Now if you can’t find a Acer Revo R3610, any of this line should be fine, as long as they have the ION(2) chipset, also, any device from another manufacture that makes a small form factor machine with an ION chipset will also be fine, hell, if you want to build your own machine, as long as its ION based it will be cool. Also make sure you have enough HDMI, and audio outputs to match with the AV equipment you will be running.

The Storage..

So now we have hopefully picked out a machine, which will form the basis of the Media Center (HTPC). Next up we will need somewhere to store all this material that you have acquired. I tend to buy DVD’s and then rip them to AVI or some other exciting format, so I can keep the DVD nice and secure in its case, and not have to get off my ass to watch something. This means I am very space hungry. This brings us onto the topic of NAS, or Network Attached Storage.
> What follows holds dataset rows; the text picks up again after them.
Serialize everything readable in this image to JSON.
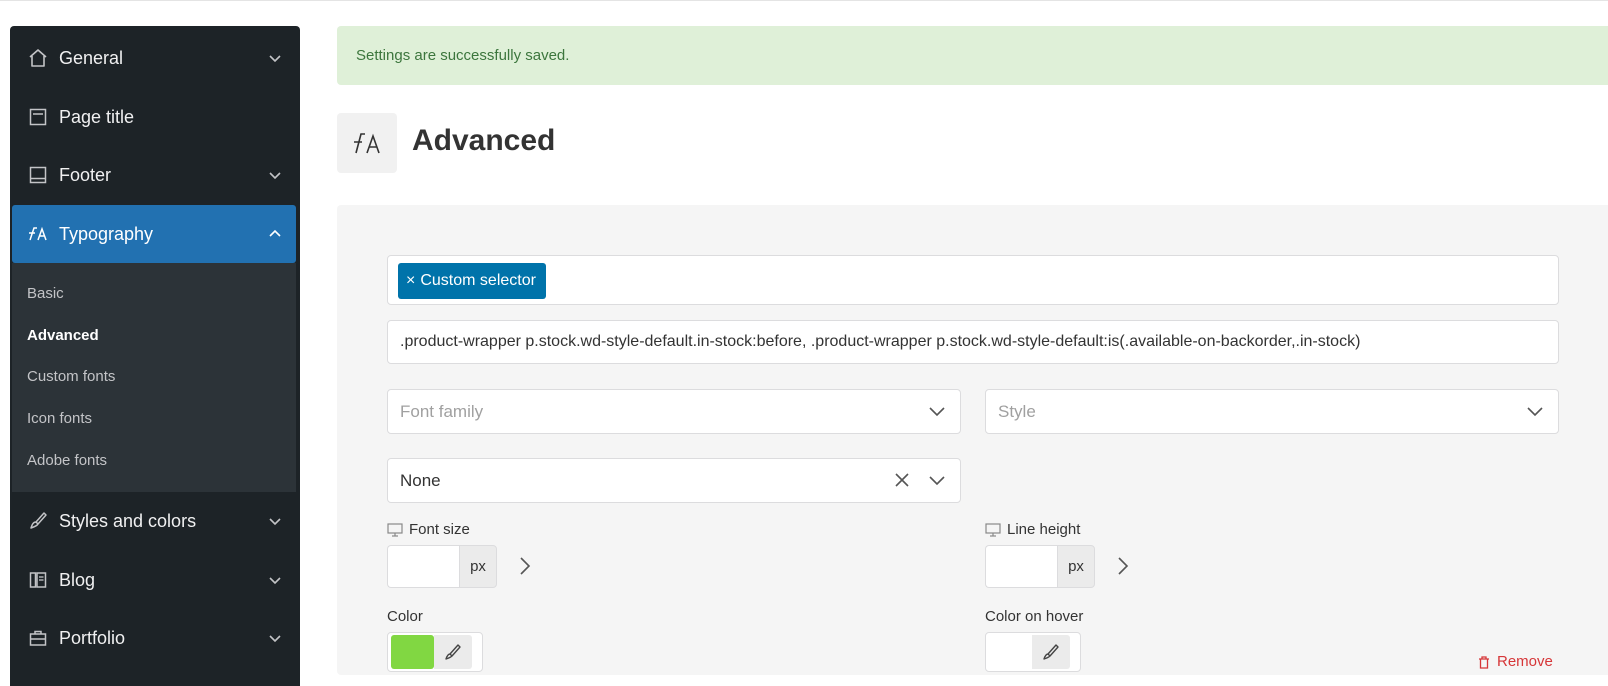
{
  "sidebar": {
    "items": [
      {
        "label": "General",
        "icon": "home-icon"
      },
      {
        "label": "Page title",
        "icon": "page-title-icon"
      },
      {
        "label": "Footer",
        "icon": "footer-icon"
      },
      {
        "label": "Typography",
        "icon": "typography-icon"
      },
      {
        "label": "Styles and colors",
        "icon": "brush-icon"
      },
      {
        "label": "Blog",
        "icon": "blog-icon"
      },
      {
        "label": "Portfolio",
        "icon": "portfolio-icon"
      }
    ],
    "typography_submenu": [
      "Basic",
      "Advanced",
      "Custom fonts",
      "Icon fonts",
      "Adobe fonts"
    ]
  },
  "notice": "Settings are successfully saved.",
  "page": {
    "title": "Advanced"
  },
  "panel": {
    "tag_label": "Custom selector",
    "tag_remove": "×",
    "selector_value": ".product-wrapper p.stock.wd-style-default.in-stock:before, .product-wrapper p.stock.wd-style-default:is(.available-on-backorder,.in-stock)",
    "font_family_placeholder": "Font family",
    "style_placeholder": "Style",
    "transform_value": "None",
    "font_size_label": "Font size",
    "line_height_label": "Line height",
    "unit": "px",
    "color_label": "Color",
    "color_hover_label": "Color on hover",
    "color_value": "#81d742",
    "remove_label": "Remove"
  }
}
In its most simple terms, a NAS box, is simply a disk (or array of disks), that is directly connected to your home network, without the need of a computer front end. This is possible where you will spend the most of your cash, as it’s the one item that I would recommend is not bought second-hand. Now depending on your collection habits, I would recommend between 1Tb and 4Tb of storage. You will also need to ask yourself, do I care if I lose my data, if you do care, make sure you buy a NAS box with either Mirroring, or full Raid 5. This will of course push up the price. If on the other hand, you don’t care, feel free to buy a device with a single big drive.

Mirrored/Raid Device.

At the cheaper end of the market, for a redundant 1Tb system, you can take a look at the My Book World Edition II WDH2NC20000 NAS server – 1 TB, available from around £149. These devices are simple to set up, in as much as you turn them on plug them into the network, and away you go.

Sitting a little higher up the price plan, something like the QNAP TS-412, with 4 drive bays and proper raid, can be had (excluding the cost of the disks), for around £290 ish. But don’t forget you will need to purchase disks for this, and the setup, is a little more complex, nothing scarily so, but you will need to spend some more time reading around.

Single Disk Device.

A single disk device, is defiantly the cheapest option, but with a disk ranging from 1Tb all the way through to 3Tb thats a lot of data to lose in one go should the worst happen. I have had and am still using a 1st Gen My Book World Edition NAS server – 1 TB, the 3rd gen ones, WDH1NC10000 NAS server – 1 TB can be had for as little as £85, the 2Tb version £143 and the 3Tb version £157. So as you can see you will get more bang for your pound, but at the cost of data security.

Point and Click.

So now hopefully you will have chosen your device, and your storage system, the last piece of the Media Center PC (HTPC) puzzle, is the remote control. Earlier, I mentioned that we would be building a XBMC Media Center PC (HTPC), as such, the easiest way to get a remote control is to use your smart phone… Currently there is a great app available for all android devices called, the “Official XBMC Remote”, which does exactly what it says on the tin, and best of all its free. Get it here. For the Jesus phone (iPhone), search the apple store for XBMC remote, the best of the lot, costs about £0.69. Both have some great functionality which we will discuss in the next chapter.

If by some amazing feat you don’t own an Jesus phone, or an android device, you will need to scope out the large collection of remotes available, just make sure you purchase one that comes with an IR-Reciever as these tend to be the easiest to set up. The Hauppauge MCE Remote Control Kit Remotecontrol – Infrared, is supposed to be good, and can be had for around £26.